25 Nov 2011

LA Review of Books: Three Californias interview & Best Of review

Submitted by Kimon

The Los Angeles Review of Books recently featured a long column on Kim Stanley Robinson, "Pacific Overture", combining a very interesting interview by Istvan Csicsery-Ronay with Stan and a review by Mark Bould of the recent short story collection The Best Of Kim Stanley Robinson. The interview focuses on the Three Californias/Orange County trilogy (The Wild Shore, The Gold Coast, Pacific Edge): how they were conceived and written, and how he views them twenty or more years later.

Some extracts:

Development all around it has been extensive, and a few years ago I went to the Orange Hill restaurant on the next hill over, and had a look around, and it was amazing to see all the mansions studding the surrounding hills and overlooking the coastal plain, still often very smoggy.
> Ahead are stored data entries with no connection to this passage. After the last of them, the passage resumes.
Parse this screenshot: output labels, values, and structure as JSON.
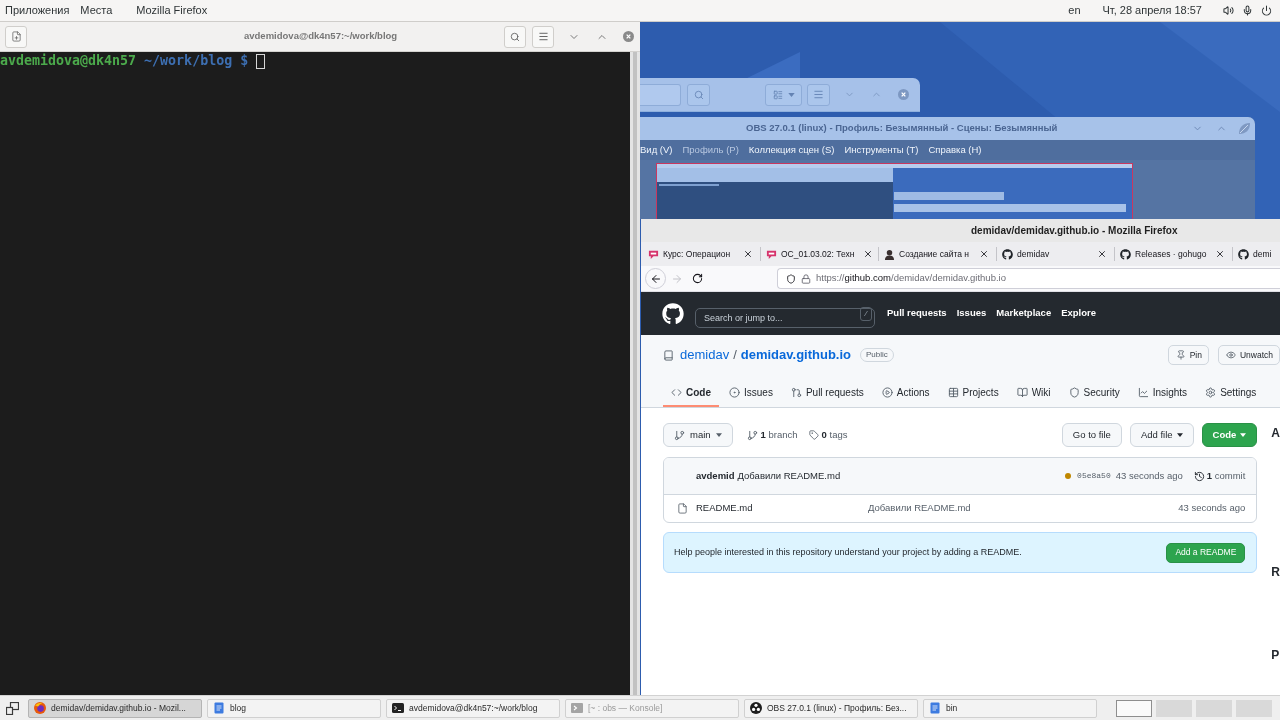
{
  "top_panel": {
    "menus": [
      "Приложения",
      "Места"
    ],
    "active_app": "Mozilla Firefox",
    "keyboard_layout": "en",
    "clock": "Чт, 28 апреля 18:57"
  },
  "terminal": {
    "title": "avdemidova@dk4n57:~/work/blog",
    "prompt_user": "avdemidova@dk4n57",
    "prompt_path": "~/work/blog $"
  },
  "obs": {
    "title": "OBS 27.0.1 (linux) - Профиль: Безымянный - Сцены: Безымянный",
    "menu": [
      {
        "label": "Вид (V)",
        "disabled": false
      },
      {
        "label": "Профиль (P)",
        "disabled": true
      },
      {
        "label": "Коллекция сцен (S)",
        "disabled": false
      },
      {
        "label": "Инструменты (T)",
        "disabled": false
      },
      {
        "label": "Справка (H)",
        "disabled": false
      }
    ]
  },
  "firefox": {
    "title": "demidav/demidav.github.io - Mozilla Firefox",
    "tabs": [
      {
        "label": "Курс: Операцион",
        "kind": "course",
        "selected": false
      },
      {
        "label": "ОС_01.03.02: Техн",
        "kind": "course",
        "selected": false
      },
      {
        "label": "Создание сайта н",
        "kind": "person",
        "selected": false
      },
      {
        "label": "demidav",
        "kind": "github",
        "selected": false
      },
      {
        "label": "Releases · gohugo",
        "kind": "github",
        "selected": false
      },
      {
        "label": "demi",
        "kind": "github",
        "selected": false
      }
    ],
    "forward_button": {
      "disabled": true
    },
    "url": {
      "scheme": "https://",
      "host": "github.com",
      "path": "/demidav/demidav.github.io"
    }
  },
  "github": {
    "search_placeholder": "Search or jump to...",
    "search_key": "/",
    "nav": [
      "Pull requests",
      "Issues",
      "Marketplace",
      "Explore"
    ],
    "owner": "demidav",
    "separator": "/",
    "repo": "demidav.github.io",
    "visibility": "Public",
    "repo_actions": [
      {
        "label": "Pin",
        "kind": "pin"
      },
      {
        "label": "Unwatch",
        "kind": "watch"
      }
    ],
    "tabs": [
      {
        "label": "Code",
        "kind": "code",
        "selected": true
      },
      {
        "label": "Issues",
        "kind": "issues",
        "selected": false
      },
      {
        "label": "Pull requests",
        "kind": "pulls",
        "selected": false
      },
      {
        "label": "Actions",
        "kind": "actions",
        "selected": false
      },
      {
        "label": "Projects",
        "kind": "projects",
        "selected": false
      },
      {
        "label": "Wiki",
        "kind": "wiki",
        "selected": false
      },
      {
        "label": "Security",
        "kind": "security",
        "selected": false
      },
      {
        "label": "Insights",
        "kind": "insights",
        "selected": false
      },
      {
        "label": "Settings",
        "kind": "settings",
        "selected": false
      }
    ],
    "branch": "main",
    "branches": "**1** branch",
    "tags": "**0** tags",
    "buttons": [
      {
        "label": "Go to file",
        "kind": "plain"
      },
      {
        "label": "Add file",
        "kind": "menu"
      },
      {
        "label": "Code",
        "kind": "primary"
      }
    ],
    "latest_commit": {
      "author": "avdemid",
      "message": "Добавили README.md",
      "color": "#bf8700",
      "sha": "05e8a50",
      "time": "43 seconds ago",
      "commits": "**1** commit"
    },
    "files": [
      {
        "name": "README.md",
        "message": "Добавили README.md",
        "time": "43 seconds ago"
      }
    ],
    "readme_prompt": {
      "text": "Help people interested in this repository understand your project by adding a README.",
      "button": "Add a README"
    },
    "sidebar_cut_headings": [
      "A",
      "R",
      "P"
    ]
  },
  "taskbar": {
    "items": [
      {
        "label": "demidav/demidav.github.io - Mozil...",
        "kind": "browser",
        "selected": true,
        "minimized": false
      },
      {
        "label": "blog",
        "kind": "editor",
        "selected": false,
        "minimized": false
      },
      {
        "label": "avdemidova@dk4n57:~/work/blog",
        "kind": "terminal",
        "selected": false,
        "minimized": false
      },
      {
        "label": "[~ : obs — Konsole]",
        "kind": "konsole",
        "selected": false,
        "minimized": true
      },
      {
        "label": "OBS 27.0.1 (linux) - Профиль: Без...",
        "kind": "obs",
        "selected": false,
        "minimized": false
      },
      {
        "label": "bin",
        "kind": "editor",
        "selected": false,
        "minimized": false
      }
    ],
    "workspaces": [
      {
        "selected": true
      },
      {
        "selected": false
      },
      {
        "selected": false
      },
      {
        "selected": false
      }
    ]
  }
}
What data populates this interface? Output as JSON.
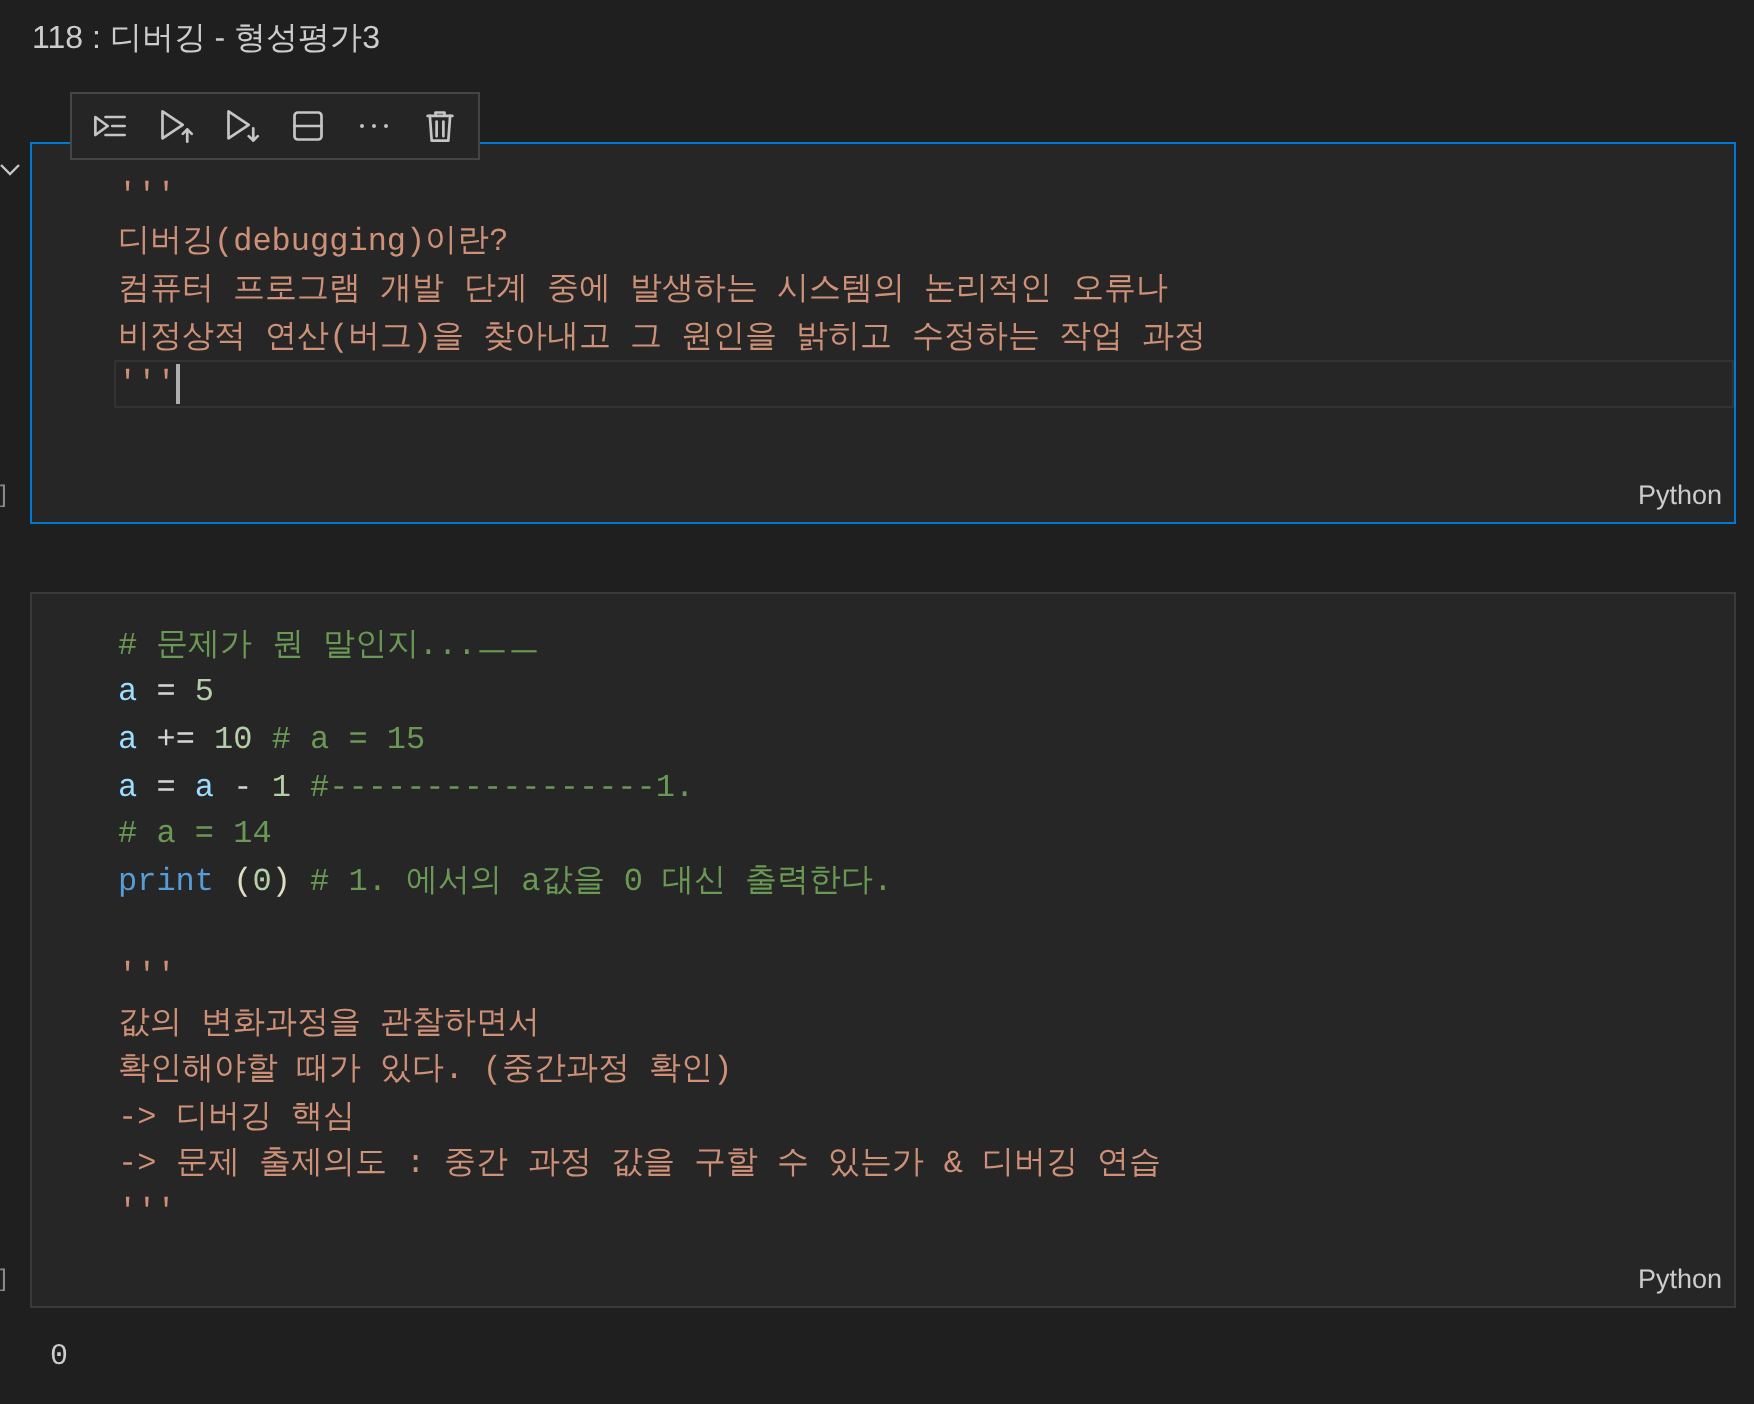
{
  "notebook": {
    "title": "118 : 디버깅 - 형성평가3"
  },
  "cells": [
    {
      "selected": true,
      "execution_count": "]",
      "language": "Python",
      "lines": [
        {
          "kind": "code",
          "cursor": false,
          "tokens": [
            {
              "text": "'''",
              "kind": "string"
            }
          ]
        },
        {
          "kind": "code",
          "cursor": false,
          "tokens": [
            {
              "text": "디버깅(debugging)이란?",
              "kind": "string"
            }
          ]
        },
        {
          "kind": "code",
          "cursor": false,
          "tokens": [
            {
              "text": "컴퓨터 프로그램 개발 단계 중에 발생하는 시스템의 논리적인 오류나",
              "kind": "string"
            }
          ]
        },
        {
          "kind": "code",
          "cursor": false,
          "tokens": [
            {
              "text": "비정상적 연산(버그)을 찾아내고 그 원인을 밝히고 수정하는 작업 과정",
              "kind": "string"
            }
          ]
        },
        {
          "kind": "code",
          "cursor": true,
          "tokens": [
            {
              "text": "'''",
              "kind": "string"
            }
          ]
        }
      ]
    },
    {
      "selected": false,
      "execution_count": "]",
      "language": "Python",
      "output": "0",
      "lines": [
        {
          "kind": "code",
          "cursor": false,
          "tokens": [
            {
              "text": "# 문제가 뭔 말인지...ㅡㅡ",
              "kind": "comment"
            }
          ]
        },
        {
          "kind": "code",
          "cursor": false,
          "tokens": [
            {
              "text": "a",
              "kind": "variable"
            },
            {
              "text": " = ",
              "kind": "operator"
            },
            {
              "text": "5",
              "kind": "number"
            }
          ]
        },
        {
          "kind": "code",
          "cursor": false,
          "tokens": [
            {
              "text": "a",
              "kind": "variable"
            },
            {
              "text": " += ",
              "kind": "operator"
            },
            {
              "text": "10",
              "kind": "number"
            },
            {
              "text": " # a = 15",
              "kind": "comment"
            }
          ]
        },
        {
          "kind": "code",
          "cursor": false,
          "tokens": [
            {
              "text": "a",
              "kind": "variable"
            },
            {
              "text": " = ",
              "kind": "operator"
            },
            {
              "text": "a",
              "kind": "variable"
            },
            {
              "text": " - ",
              "kind": "operator"
            },
            {
              "text": "1",
              "kind": "number"
            },
            {
              "text": " #-----------------1.",
              "kind": "comment"
            }
          ]
        },
        {
          "kind": "code",
          "cursor": false,
          "tokens": [
            {
              "text": "# a = 14",
              "kind": "comment"
            }
          ]
        },
        {
          "kind": "code",
          "cursor": false,
          "tokens": [
            {
              "text": "print",
              "kind": "function"
            },
            {
              "text": " (",
              "kind": "bracket"
            },
            {
              "text": "0",
              "kind": "number"
            },
            {
              "text": ")",
              "kind": "bracket"
            },
            {
              "text": " # 1. 에서의 a값을 0 대신 출력한다.",
              "kind": "comment"
            }
          ]
        },
        {
          "kind": "blank",
          "cursor": false
        },
        {
          "kind": "code",
          "cursor": false,
          "tokens": [
            {
              "text": "'''",
              "kind": "string"
            }
          ]
        },
        {
          "kind": "code",
          "cursor": false,
          "tokens": [
            {
              "text": "값의 변화과정을 관찰하면서",
              "kind": "string"
            }
          ]
        },
        {
          "kind": "code",
          "cursor": false,
          "tokens": [
            {
              "text": "확인해야할 때가 있다. (중간과정 확인)",
              "kind": "string"
            }
          ]
        },
        {
          "kind": "code",
          "cursor": false,
          "tokens": [
            {
              "text": "-> 디버깅 핵심",
              "kind": "string"
            }
          ]
        },
        {
          "kind": "code",
          "cursor": false,
          "tokens": [
            {
              "text": "-> 문제 출제의도 : 중간 과정 값을 구할 수 있는가 & 디버깅 연습",
              "kind": "string"
            }
          ]
        },
        {
          "kind": "code",
          "cursor": false,
          "tokens": [
            {
              "text": "'''",
              "kind": "string"
            }
          ]
        }
      ]
    }
  ]
}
It had a very Gold Coast look. [...] So in a way the landscapes of all three alternatives can still be seen. But The Gold Coast dominates. As with the books, it is the center of the triptych. It will take hundreds of years to restore that landscape to something decently livable. The Pacific Edge project is a long-term effort.

I would like to see more Californian utopian novels join Pacific Edge, Ecotopia, and the many real-world utopian efforts that were made in California in the nineteenth century. The potential exists, both locally and globally, for huge improvements in human life and our fit to the planet. They involve not just technologies but laws and economic systems; they need to go beyond capitalism and its disconnect from ecology, and that next step has to be imagined and envisioned repeatedly, no matter the literary and conceptual difficulties, to give us a better sense of how it might feel and how we might take the first steps.

What we built so fast is not a sustainable infrastructure or social structure, so it’s going to have to be extensively rebuilt in the centuries to come. It may remain a kind of test tube for experimenting, and if so I hope my Three Californias helps a little in terms of cognitive mapping.

The review of The Best Of is also very insightful in Robinson's recurring themes and writing influences.

At first, I thought that the great image that accompanies the article (pictured here too) was some NASA photo of the Jupiter atmosphere... it turns out it's a painting! Storm No.2, by the awesome Ran Ortner!

 


 

In other news, the release date for the "Rexroth in the Sierra" collection, edited by Robinson, has been announced: April 10, 2012. The cover art is by Tom Killion, "Horse Creek Trail, Hoover Wilderness".